Hello,
I am running XGBoost v0.82 over a large dataset, so I would like to use the external memory functionality. I’ve converted my input data to libsvm format and loaded it into a dmatrix following the example here. However, the error printed out at each round does not change at all, and the final roc auc is 0.5. When I train without using #dtrain.cache, the training works normally.

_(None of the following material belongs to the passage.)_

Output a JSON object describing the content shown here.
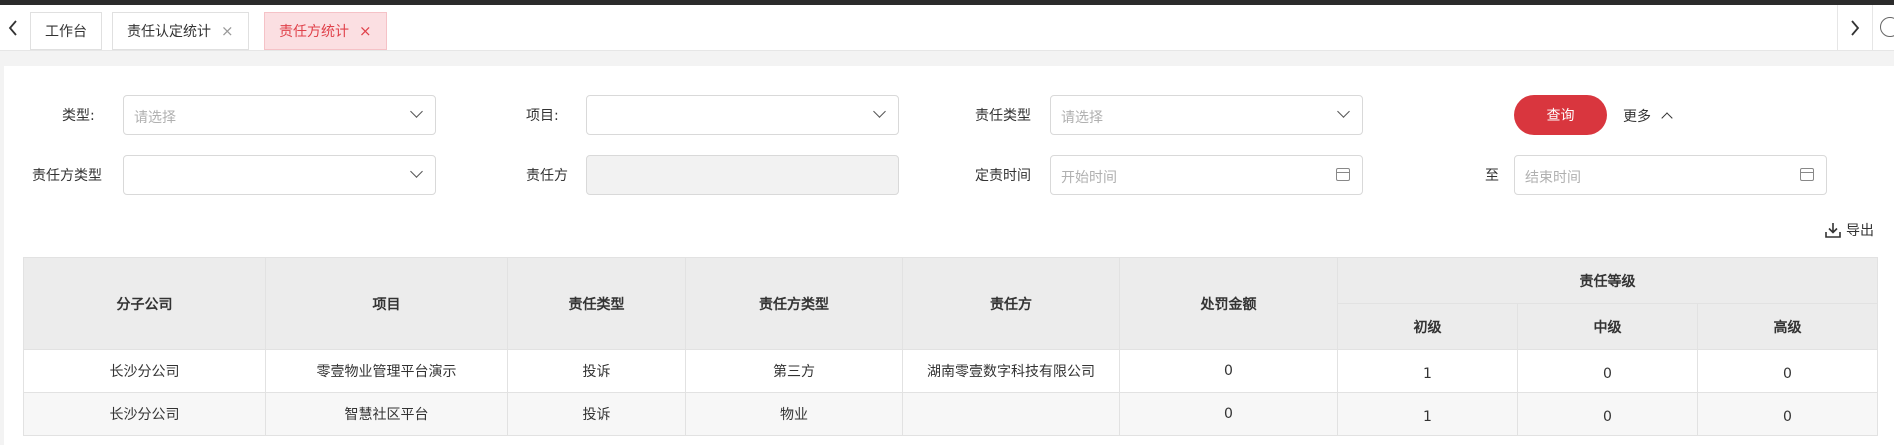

Any ideas what’s happening here? I have posted the relevant snippet of code below, but unfortunately cannot share the data.
Thanks,
Jennet
params={'objective':'binary:logistic',
'nthread':4,
'max_depth':max_depth,
'min_child_weight':min_child_weight,
'gamma':gamma,
'n_estimators':num_rounds,
'eta':eta,
'subsample':subsample,
'colsample_bytree':colsample_bytree}
# Matrices kept in EXTERNAL MEMORY
dtrain = xgb.DMatrix("train.dat#dtrain.cache")
dtest = xgb.DMatrix("test.dat#dtest.cache")
# Fit the algorithm
watchlist = [(dtest, 'eval'), (dtrain, 'train')]
myboost = xgb.train(params,dtrain,num_rounds,watchlist)
# Predict training set:
dtrain_predictions = myboost.predict(dtrain)
dtest_predictions = myboost.predict(dtest)